Sa notoriété décolle cinq ans plus tard, en 1954, avec Responsabilité limitée, dont il est aussi l’auteur, qu’il enchaîne avec son premier rôle important au cinéma dans Du rififi chez les hommes de Jules Dassin et sa première réalisation pour le grand écran avec Les Salauds vont en enfer, adaptation d’une pièce de Frédéric Dard dont il est aussi l’interprète face à Serge Reggiani et Marina Vlady qui partage alors sa vie. Le premier de ses 15 longs métrages (Le Jeu de la Vérité, Les Misérables avec Lino Ventura en Jean Valjean…) jusqu’à Le Caviar rouge en 1986.

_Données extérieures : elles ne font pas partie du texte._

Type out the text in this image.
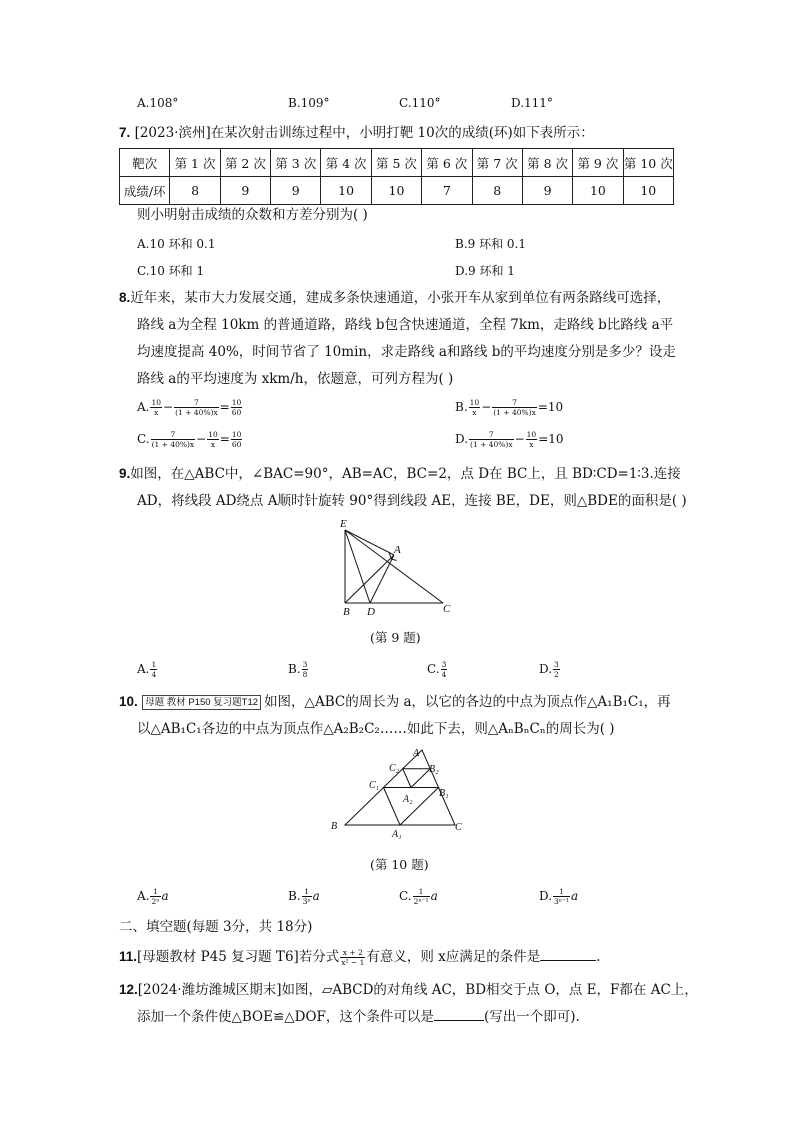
A.108°	B.109°	C.110°	D.111°
7. [2023·滨州]在某次射击训练过程中，小明打靶 10次的成绩(环)如下表所示：
靶次	第 1 次	第 2 次	第 3 次	第 4 次	第 5 次	第 6 次	第 7 次	第 8 次	第 9 次	第 10 次
成绩/环	8	9	9	10	10	7	8	9	10	10
则小明射击成绩的众数和方差分别为( )
A.10 环和 0.1	B.9 环和 0.1
C.10 环和 1	D.9 环和 1
8.近年来，某市大力发展交通，建成多条快速通道，小张开车从家到单位有两条路线可选择，
路线 a为全程 10km 的普通道路，路线 b包含快速通道，全程 7km，走路线 b比路线 a平
均速度提高 40%，时间节省了 10min，求走路线 a和路线 b的平均速度分别是多少？设走
路线 a的平均速度为 xkm/h，依题意，可列方程为( )
A. $\frac{10}{x} - \frac{7}{(1 + 40\%)x} = \frac{10}{60}$	B. $\frac{10}{x} - \frac{7}{(1 + 40\%)x} =10$
C. $\frac{7}{(1 + 40\%)x} - \frac{10}{x} = \frac{10}{60}$	D. $\frac{7}{(1 + 40\%)x} - \frac{10}{x} =10$
9.如图，在△ABC中，∠BAC=90°，AB=AC，BC=2，点 D在 BC上，且 BD∶CD=1∶3.连接
AD，将线段 AD绕点 A顺时针旋转 90°得到线段 AE，连接 BE，DE，则△BDE的面积是( )
E
A
B D	C
(第 9 题)
A. $\frac{1}{4}$	B. $\frac{3}{8}$	C. $\frac{3}{4}$	D. $\frac{3}{2}$
10. 母题 教材 P150 复习题T12 如图，△ABC的周长为 a，以它的各边的中点为顶点作△A₁B₁C₁，再
以△AB₁C₁各边的中点为顶点作△A₂B₂C₂……如此下去，则△AₙBₙCₙ的周长为( )
A
C₂	B₂
C₁
B₁
A₂
B
A₁
C
(第 10 题)
A. $\frac{1}{\text{2ⁿ}}$ a	B. $\frac{1}{\text{3ⁿ}}$ a	C. $\frac{1}{\text{2ⁿ⁻¹}}$ a	D. $\frac{1}{\text{3ⁿ⁻¹}}$ a
二、填空题(每题 3分，共 18分)
11.[母题教材 P45 复习题 T6]若分式 $\frac{x + 2}{\text{x² − 1}}$ 有意义，则 x应满足的条件是	.
12.[2024·潍坊潍城区期末]如图，▱ABCD的对角线 AC，BD相交于点 O，点 E，F都在 AC上，
添加一个条件使△BOE≌△DOF，这个条件可以是	(写出一个即可).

Mais c’est au milieu des années 60 avec un rôle qu’il a d’abord décliné que Robert Hossein va s’installer définitivement dans la mémoire collective. Il sort alors du Repos du guerrier de Roger Vadim face à Brigitte Bardot. Et quand on lui propose d’incarner Joffrey de Peyrac dans Angélique, marquise des anges, il ne se sent pas d’enchaîner avec un nouveau rôle de séducteur et ajoute qu’il ne se sent pas capable de bien jouer un boîteux. Le producteur lui demande d’accepter comme un service. Robert Hossein cèdera et trouvera donc un de ces rôles rares qui accompagnent des générations de spectateurs. Sans pour autant que ça l’empêche d’en tourner d’autres, en plus des autres épisodes de ce qui allait devenir une saga et de ses films à lui. On le retrouyera ainsi, au fil du temps, chez Christian- Jaque (La Seconde vérité), Nadine Trintignant (Le Voleur de crimes), Henri Verneuil (Le Casse), Claude Lelouch (Les Uns et les autres), Georges Lautner (Le Professionnel), Gérard Oury (Lévy et Goliath), Yannick Bellon (Les Enfants du désordre), Tonie Marshall (Vénus Beauté (Institut)) ou Sophie Marceau (La Disparue de Deauville).

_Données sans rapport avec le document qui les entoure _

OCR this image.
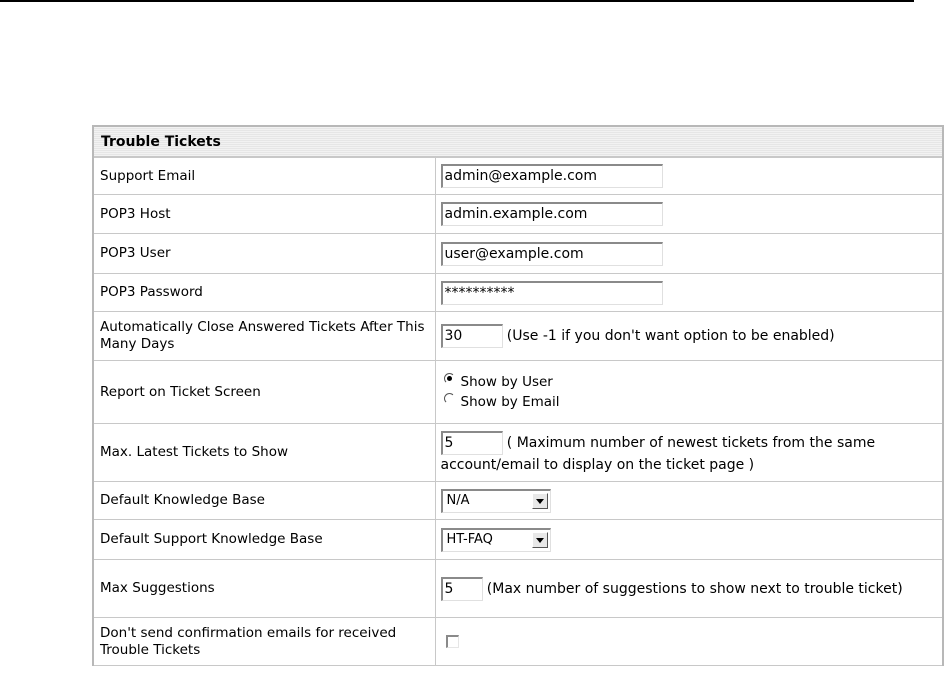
Trouble Tickets
Support Email	admin@example.com
POP3 Host	admin.example.com
POP3 User	user@example.com
POP3 Password	**********
Automatically Close Answered Tickets After This Many Days	30 (Use -1 if you don't want option to be enabled)
Report on Ticket Screen	Show by User
Show by Email

Max. Latest Tickets to Show	5 ( Maximum number of newest tickets from the same account/email to display on the ticket page )
Default Knowledge Base	N/A

Default Support Knowledge Base	HT-FAQ

Max Suggestions	5 (Max number of suggestions to show next to trouble ticket)
Don't send confirmation emails for received Trouble Tickets	
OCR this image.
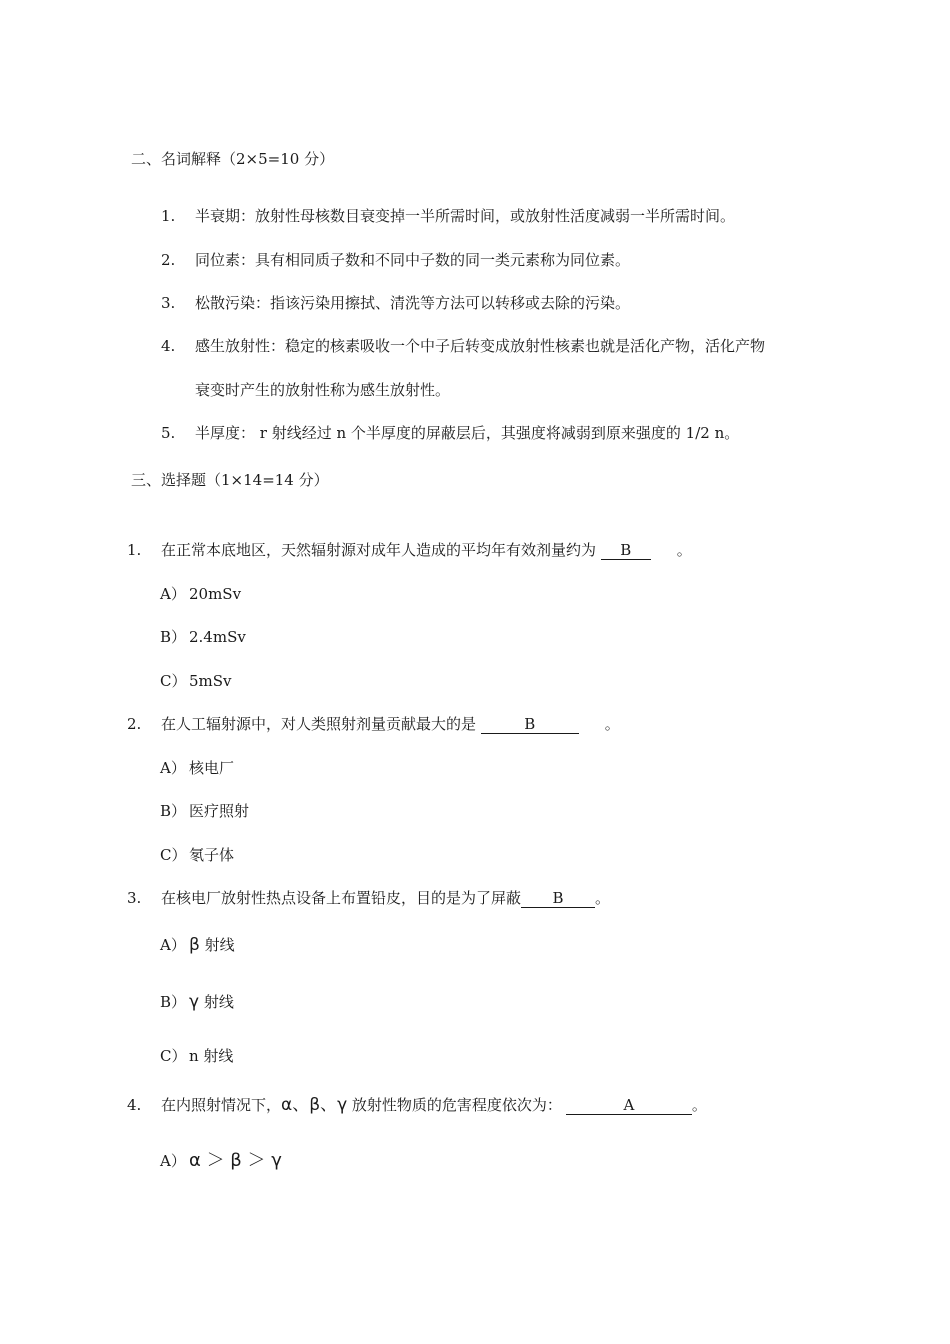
二、名词解释（2×5=10 分）
1. 半衰期：放射性母核数目衰变掉一半所需时间，或放射性活度减弱一半所需时间。
2. 同位素：具有相同质子数和不同中子数的同一类元素称为同位素。
3. 松散污染：指该污染用擦拭、清洗等方法可以转移或去除的污染。
4. 感生放射性：稳定的核素吸收一个中子后转变成放射性核素也就是活化产物，活化产物
衰变时产生的放射性称为感生放射性。
5. 半厚度： r 射线经过 n 个半厚度的屏蔽层后，其强度将减弱到原来强度的 1/2 n。
三、选择题（1×14=14 分）
1. 在正常本底地区，天然辐射源对成年人造成的平均年有效剂量约为 B	。
A） 20mSv
B） 2.4mSv
C） 5mSv
2. 在人工辐射源中，对人类照射剂量贡献最大的是	B	。
A） 核电厂
B） 医疗照射
C） 氡子体
3. 在核电厂放射性热点设备上布置铅皮，目的是为了屏蔽 B 。
A） β 射线
B） γ 射线
C） n 射线
4. 在内照射情况下，α、β、γ 放射性物质的危害程度依次为：	A	。
A） α ＞ β ＞ γ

Mais son grand œuvre, ce fut le théâtre. Au début des années 70, il décide ainsi quasiment du jour au lendemain de quitter Paris pour aller diriger le Théâtre Populaire de Reims. C’est là qu’il va développer ce qui va faire son triomphe dans les années 80 : des mises en scène à grand spectacle avec l’idée de faire du théâtre comme du cinéma. Personne n’y croit mais il s’accroche, entraîne Jacques Weber dans sa troupe qui va aussi accueillir en son sein des talents naissants qu’il va participer à former comme Isabelle Adjani, Isabelle Huppert, Jacques Villeret et Francis Huster.

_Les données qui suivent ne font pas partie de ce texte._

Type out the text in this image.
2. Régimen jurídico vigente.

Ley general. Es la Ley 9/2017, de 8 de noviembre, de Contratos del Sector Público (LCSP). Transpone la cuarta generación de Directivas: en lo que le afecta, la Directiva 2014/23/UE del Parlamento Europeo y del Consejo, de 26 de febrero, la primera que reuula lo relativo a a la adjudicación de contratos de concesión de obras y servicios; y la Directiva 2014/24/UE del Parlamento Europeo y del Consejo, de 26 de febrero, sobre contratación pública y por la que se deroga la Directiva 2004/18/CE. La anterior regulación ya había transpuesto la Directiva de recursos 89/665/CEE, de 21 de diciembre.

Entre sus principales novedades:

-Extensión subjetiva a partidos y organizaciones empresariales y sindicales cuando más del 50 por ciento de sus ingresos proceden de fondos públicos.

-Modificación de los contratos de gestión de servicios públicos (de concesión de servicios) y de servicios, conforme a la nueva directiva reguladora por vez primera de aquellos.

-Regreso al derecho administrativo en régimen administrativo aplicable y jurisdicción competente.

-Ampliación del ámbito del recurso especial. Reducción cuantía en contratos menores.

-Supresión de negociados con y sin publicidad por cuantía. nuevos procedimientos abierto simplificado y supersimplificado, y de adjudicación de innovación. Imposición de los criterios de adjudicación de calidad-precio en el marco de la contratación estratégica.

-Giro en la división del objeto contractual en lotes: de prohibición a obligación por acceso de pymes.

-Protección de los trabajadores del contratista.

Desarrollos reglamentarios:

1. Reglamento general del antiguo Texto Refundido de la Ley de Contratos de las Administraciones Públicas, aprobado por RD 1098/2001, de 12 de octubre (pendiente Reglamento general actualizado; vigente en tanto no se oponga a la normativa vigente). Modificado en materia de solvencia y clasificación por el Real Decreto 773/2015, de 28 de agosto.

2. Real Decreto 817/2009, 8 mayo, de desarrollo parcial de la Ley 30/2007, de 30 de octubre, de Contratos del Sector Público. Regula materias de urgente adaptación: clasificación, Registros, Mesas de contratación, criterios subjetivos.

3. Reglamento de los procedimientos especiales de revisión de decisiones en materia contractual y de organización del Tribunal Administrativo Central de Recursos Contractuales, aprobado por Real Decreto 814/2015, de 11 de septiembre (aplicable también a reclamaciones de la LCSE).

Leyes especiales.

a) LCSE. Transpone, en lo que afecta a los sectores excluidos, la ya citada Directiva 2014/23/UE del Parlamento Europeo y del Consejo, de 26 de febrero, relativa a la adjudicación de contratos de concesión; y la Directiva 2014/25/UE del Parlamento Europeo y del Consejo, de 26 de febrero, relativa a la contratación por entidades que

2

Faute de moyens, il devra fermer cette école mais sans renoncer à ses ambitions. Et c’est Paris qui va devenir la capitale de sa démesure. Il y monte Le Cuirassé Potemkine. Puis, avec Alain Decaux, il crée Notre-Dame de Paris et Danton et Robespierre. On le retrouve à la tête – avec Claude-Michel Schönberg et Alain Boublil - de la comédie musicale Les Misérables, dont la version anglophone fera le tour du monde. Suivront Jules César, L’Affaire du courrier de Lyon ou Jésus était son nom dans un Palais des Sports de Paris qui affiche complet chaque soir. Et ce sans pour autant délaisser des spectacles plus « classiques » comme lorsqu’il orchestre avec Kean le grand retour au théâtre, après 28 ans d’absence, de Jean-Paul Belmondo qu’il mettra dans la foulée en scène en Cyrano de Bergerac au Théâtre Marigny qu’il dirigera de 2000 à 2008.
Robert Hossein avait le goût du public qui le lui a toujours rendu au centuple. Et s’il fut régulièrement malmené par la critique, ses pairs avaient su trouver le geste pour lui rendre hommage à travers un Molière d’honneur en 1995. La disparition de cet homme de spectacle(s) va laisser un grand vide.